Le operazioni in cui viene applicato il sistema “boule de neige” (Valanga, Hydra, Gella, Multiplex) vengono parificate alle lotterie e dunque vietate (art. 43 dell’Ordinanza sulle lotterie, OLLS, in collegamento con l’art. 1 della Legge sulle lotterie, LLS). Si parla di sistema “boule de neige” quando la consegna di merci, la distribuzione di premi o di altre prestazioni dipende da condizioni che costituiscono un vantaggio per l’organizzatore soltanto nel caso in cui egli riesca ad indurre altre persone a concludere la stessa operazione (art. 43 cifra 1 OLLS).

Un sistema „boule de neige“ illegale si verifica nel momento in cui l’unico vantaggio per i partecipanti consiste nell’acquisizione di nuovi partecipanti.

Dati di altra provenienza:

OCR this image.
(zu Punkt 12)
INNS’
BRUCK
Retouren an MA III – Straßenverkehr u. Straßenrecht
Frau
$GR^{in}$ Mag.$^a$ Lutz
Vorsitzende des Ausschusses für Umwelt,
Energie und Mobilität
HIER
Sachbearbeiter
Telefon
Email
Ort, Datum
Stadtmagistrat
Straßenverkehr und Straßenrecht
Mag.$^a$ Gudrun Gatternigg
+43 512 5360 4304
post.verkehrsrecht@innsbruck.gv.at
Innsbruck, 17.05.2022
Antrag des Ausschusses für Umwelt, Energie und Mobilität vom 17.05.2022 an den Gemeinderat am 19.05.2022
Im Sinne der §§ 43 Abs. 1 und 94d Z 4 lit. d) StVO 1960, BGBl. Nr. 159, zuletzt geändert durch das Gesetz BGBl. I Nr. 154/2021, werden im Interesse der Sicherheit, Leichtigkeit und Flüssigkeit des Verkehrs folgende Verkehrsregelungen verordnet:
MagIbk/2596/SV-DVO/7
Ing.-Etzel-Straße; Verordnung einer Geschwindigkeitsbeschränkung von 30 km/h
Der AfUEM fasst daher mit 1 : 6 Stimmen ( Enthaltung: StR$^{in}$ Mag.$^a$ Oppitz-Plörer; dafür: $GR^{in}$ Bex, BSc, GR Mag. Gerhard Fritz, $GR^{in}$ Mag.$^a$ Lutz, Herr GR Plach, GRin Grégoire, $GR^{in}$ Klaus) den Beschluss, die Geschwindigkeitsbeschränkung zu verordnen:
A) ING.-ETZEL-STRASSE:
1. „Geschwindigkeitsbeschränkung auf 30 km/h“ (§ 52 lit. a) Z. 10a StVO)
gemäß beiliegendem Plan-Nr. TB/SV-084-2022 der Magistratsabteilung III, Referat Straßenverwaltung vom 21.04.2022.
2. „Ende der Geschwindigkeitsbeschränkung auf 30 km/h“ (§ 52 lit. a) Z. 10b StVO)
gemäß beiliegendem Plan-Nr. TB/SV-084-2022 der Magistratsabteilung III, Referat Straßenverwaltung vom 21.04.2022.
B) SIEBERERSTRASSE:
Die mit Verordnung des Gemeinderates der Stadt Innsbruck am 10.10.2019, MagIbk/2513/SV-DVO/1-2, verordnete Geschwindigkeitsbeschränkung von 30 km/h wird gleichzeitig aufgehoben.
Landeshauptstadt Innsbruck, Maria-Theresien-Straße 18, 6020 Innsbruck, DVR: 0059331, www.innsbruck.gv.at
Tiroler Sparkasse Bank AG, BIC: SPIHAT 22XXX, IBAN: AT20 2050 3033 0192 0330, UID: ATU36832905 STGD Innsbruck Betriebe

Di regola la partecipazione al sistema dipende dal versamento di un deposito. Ai potenziali partecipanti viene spesso promesso che, con un dispendio modesto (versamento di un deposito e reclutamento di nuovi partecipanti), è possibile realizzare forti guadagni. All’inizio, tuttavia, i partecipanti non riescono a valutare quanti siano i partecipanti già coinvolti e quale sia il livello di saturazione del mercato. Infatti, ai partecipanti che non possono più acquisire dei partecipanti nuovi, restano soltanto i costi di entrata nel sistema „boule de neige“ con il deposito (già punibile senza l’acquisizione di nuovi partecipanti), senza peraltro ricevere i guadagni sperati.

Il 2 settembre 2009 è stato approvato il messaggio concernente la modifica della Legge federale contro la concorrenza sleale (LCSI). È probabile che nell’estate del 2011 entri in vigore la nuova legge e il divieto di organizzazione dei sistemi „boule de neige“ venga ripreso dalla LCSI. Con l’entrata in vigore del nuovo art. 3, lettera r  LCSI, molti sistemi „boule de neige“ che oggi sono al limite della legalità, diventeranno illegali. Da quel momento in poi i sistemi „boule de neige“ entrano sotto la sfera di competenza della Segreteria di Stato dell’economia (SECO).

Art. 3 LCSI (nuovo)
Agisce in modo sleale, segnatamente, chiunque:

Lettera r: prevede per altri la consegna di merci, la distribuzione di premi o di altre prestazioni a condizioni che costituiscono un vantaggio per quest’ultimi soprattutto attraverso il reclutamento di altre persone più che non attraverso la vendita o il consumo di merci o prestazioni


L’azione penale e il giudizio delle infrazioni alla Legge sulle lotterie spettano alle autorità cantonali di perseguimento penale (art. 47 della Legge sulle lotterie). I pareri legali espressi dalla Comlot non sono vincolanti per le autorità di perseguimento penale.